Branch: Race Relations Learned Through Stories

Author: Margaret Fosmoe

Posted: Wednesday, October 2, 2013 9:30 am

MARGARET FOSMOE South Bend Tribune

SOUTH BEND - If you don’t know about the history of race relations in this nation, you don’t know about freedom, according to Pulitzer Prize-winning historian Taylor Branch.

“The greatest danger in America is taking democracy for granted,” said Branch, 66, at a luncheon talk Tuesday at the Charles Martin Youth Center. Each American is as responsible as the president of the United States for what happens in this country, he said.

Branch is the author of a trilogy of books chronicling the life of the Rev. Martin Luther King Jr. and the history of the American civil rights movement. His trilogy is collectively called “America in the King Years.” He was awarded the Pulitzer Prize for History in 1988. His most recent book is “The King Years: Historic Moments in the Civil Rights Movement,” focusing on 18 turning points in the civil rights movement.

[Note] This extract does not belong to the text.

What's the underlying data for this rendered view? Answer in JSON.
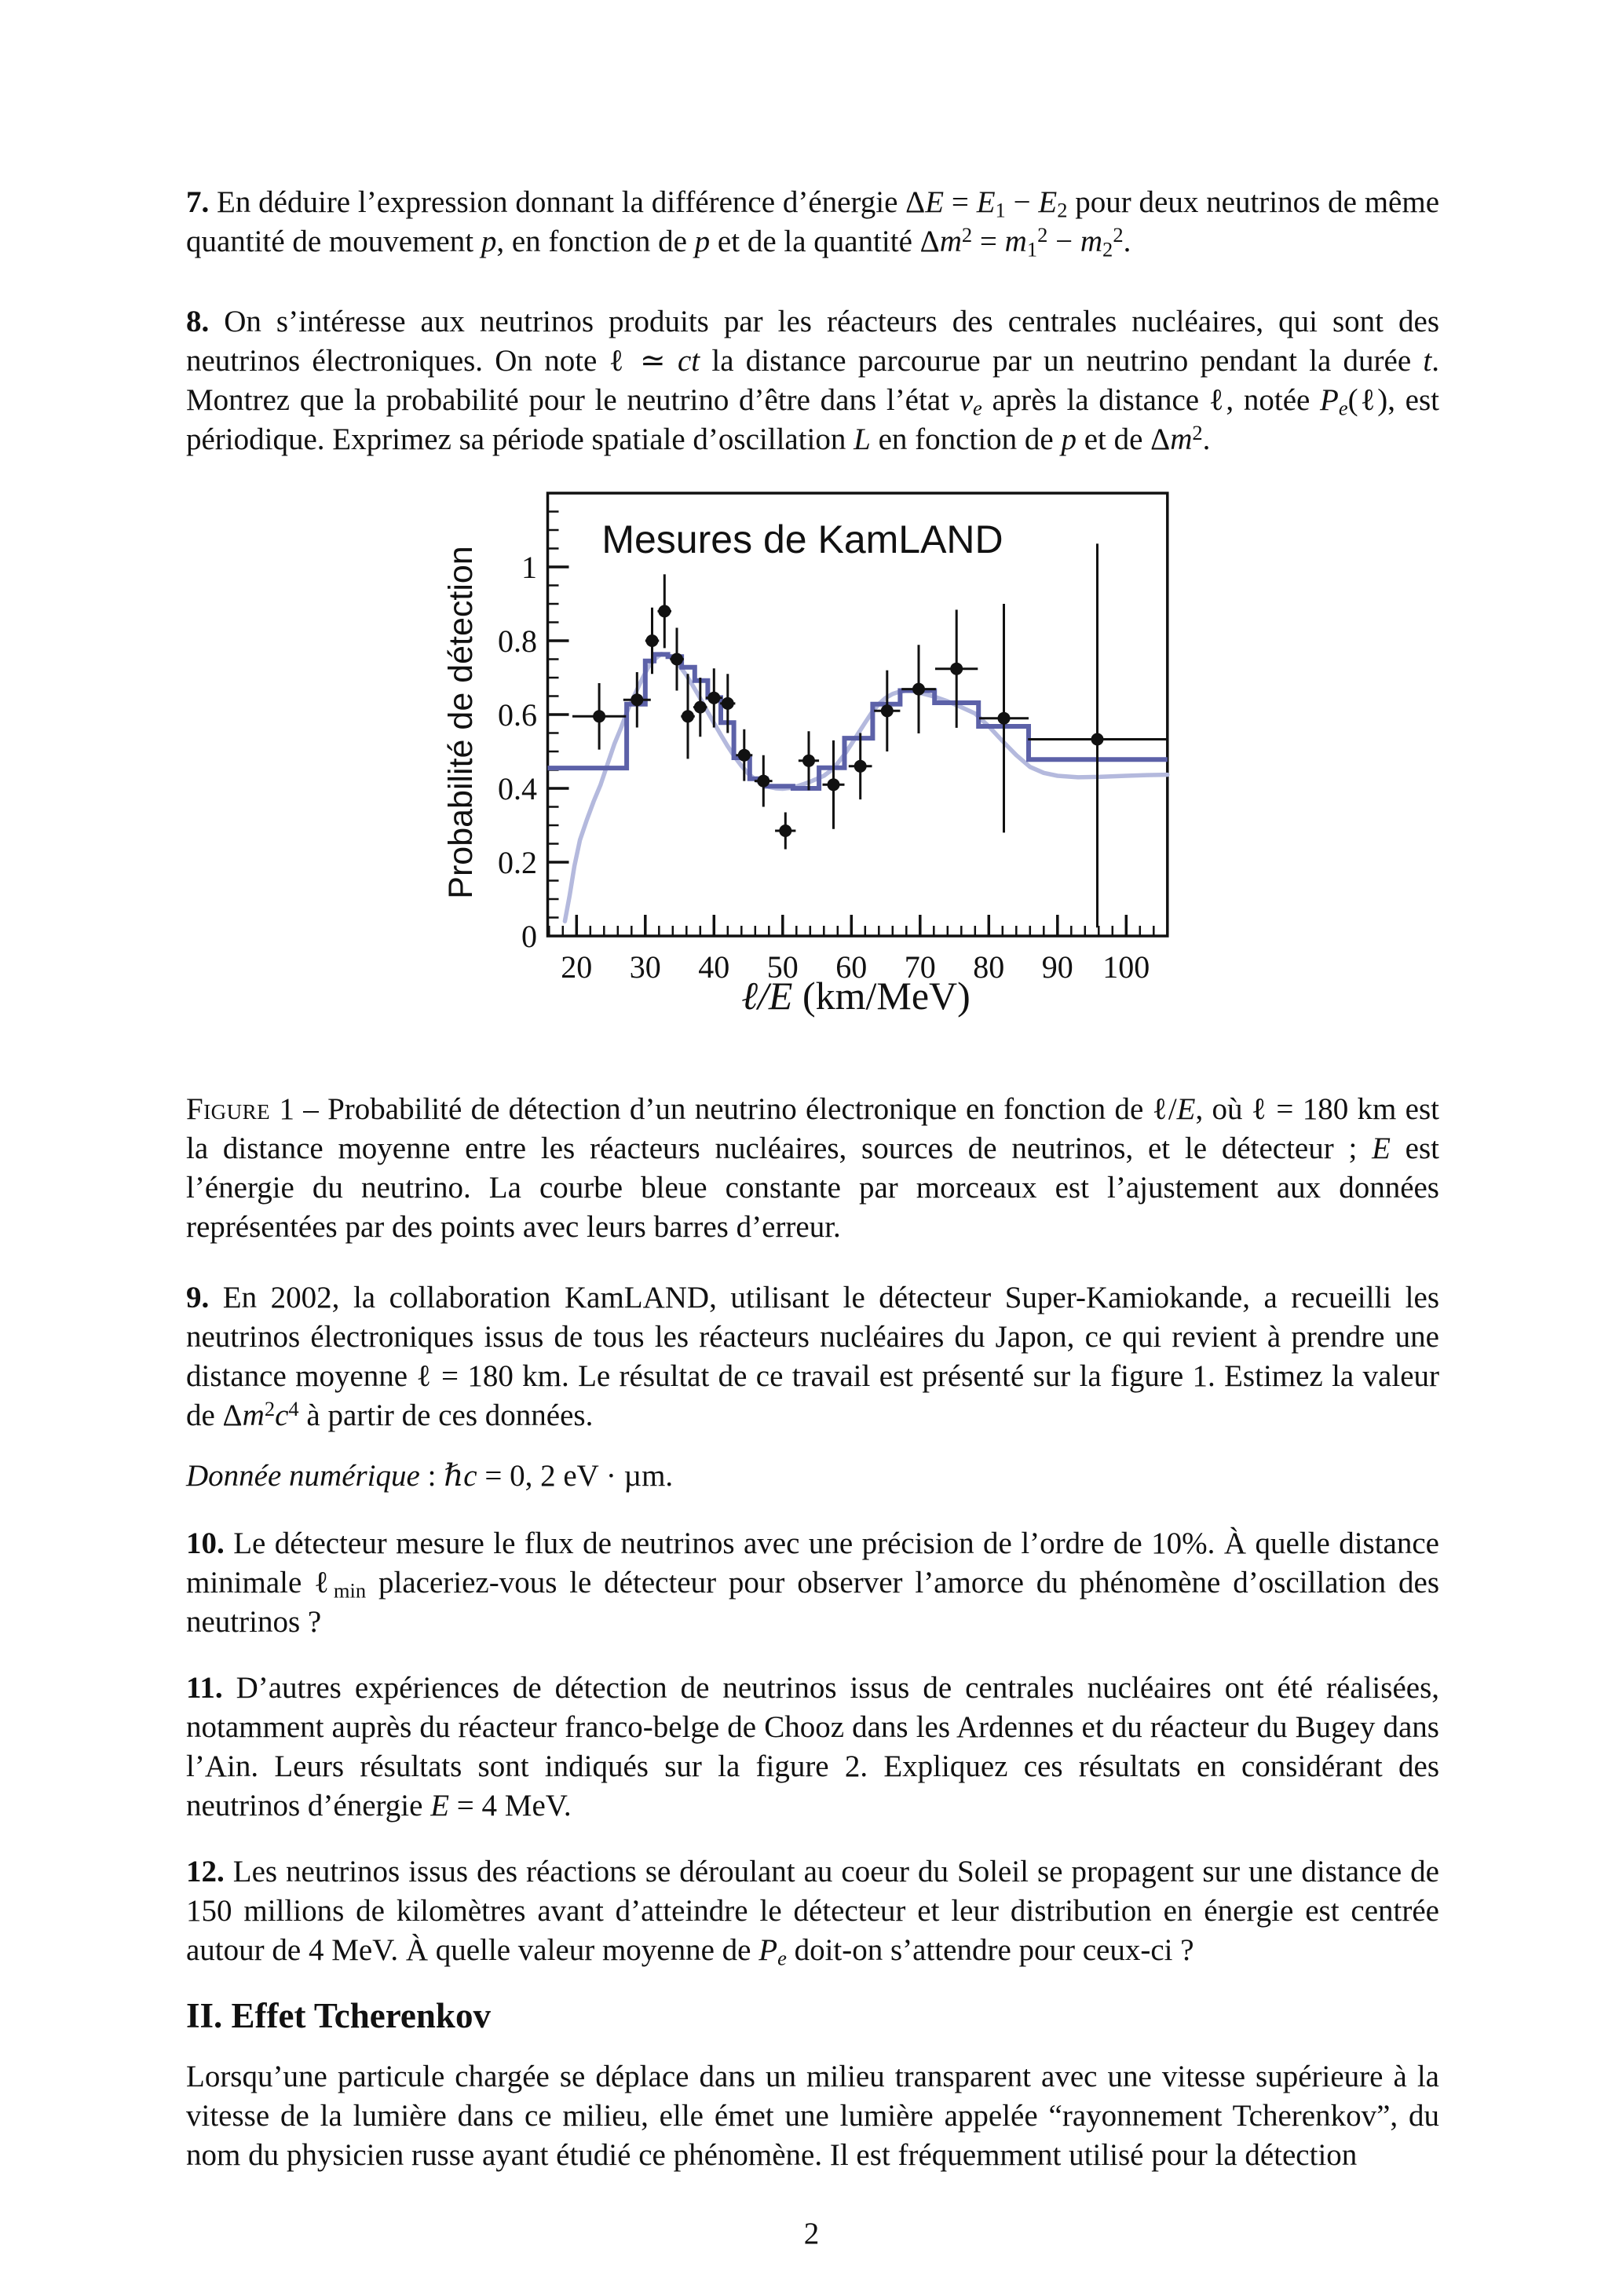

Branch told of his own experiences in order to demonstrate his point that storytelling is at the heart of the shared experience that makes democracy.

He grew up in segregated Atlanta, Ga., where his father owned a dry-cleaning store. As a youth, he worked in his father’s shop and got to know the employees.

Peter Mitchell, one of his father’s employees, was a black man. The two men had a friendly, bantering relationship, Branch said.

They both were baseball fans and would attend games played by the Atlanta Crackers, a professional baseball team, but had to sit in different sections because of segregation.

Branch recalls his father saying, “I don’t like this,” referring to the forced segregation. But the young Branch knew it was a taboo subject.

“I knew even as a 7- or 8-year-old kid that this was a radioactive subject and that I was not to ask one question,” he said. “That’s the way race was. You felt it under the surface.”

Mitchell died a few years later of bone cancer, and Branch attended the funeral with his father. They were the only white people at the black church. His father was asked to get up and say a few words, and after he told some stories about his friendship with Mitchell, his father was in tears, Branch said.

Branch said he tried to avoid the issue of segregation and race relations, and focus on pursuing an education to become a surgeon. “But the (civil rights) movement was relentless. It occupied all my formative years,” he said.

It was in 1963, when Martin Luther King allowed children and teens to march in peaceful civil rights events in Birmingham, Ala., and they were attacked by police dogs and sprayed with fire hoses, that Branch knew he couldn’t ignore it.

“Photographs of that changed the world, and it certainly changed me,” he said. “It melted the emotional distance I had with this issue.”

Branch dropped his college pre-med major and got a summer job with a voter education program in rural Georgia. He sought out blacks in an effort to convince them to register to vote, but most turned him down out of fear.

When he returned to college, Branch handed his professor a 400-page diary of his summer experiences. His professor mailed it to a magazine, which agreed to publish it. That’s how he became a professional writer.

“It was the beginning of my conviction that race relations are learned through stories, not through abstract analysis,” he said.

Every abstract idea about the history of race relations will, in time, be turned on its head, he said.

As a teacher, Branch said he assigns his students to undertake experiences that stretch them outside their comfort zones, such as assigning a black student athlete to attend a religious service at a synagogue or asking a pro-choice activist to meet with Catholic religious leaders.

Just being involved in a movement doesn’t change things, Branch said. It’s talking about the experience and sharing it with one’s peers that creates a bond.

“You have to get outside yourself in order to discover anything larger. And every movement that becomes large starts in literally being moved when you feel that you have something in common with a larger group than you thought,” he said.

Branch is giving two more public lectures later today on the University of Notre Dame campus. He’ll lead a discussion on the state of journalism today at 4 p.m. today in the auditorium of the Hesburgh Center. And he’ll present another public lecture, titled “Myths & Miracle From the King Years” at 7 p.m. today in Room 1130 of Eck Hall of Law at Notre Dame. A book signing will follow.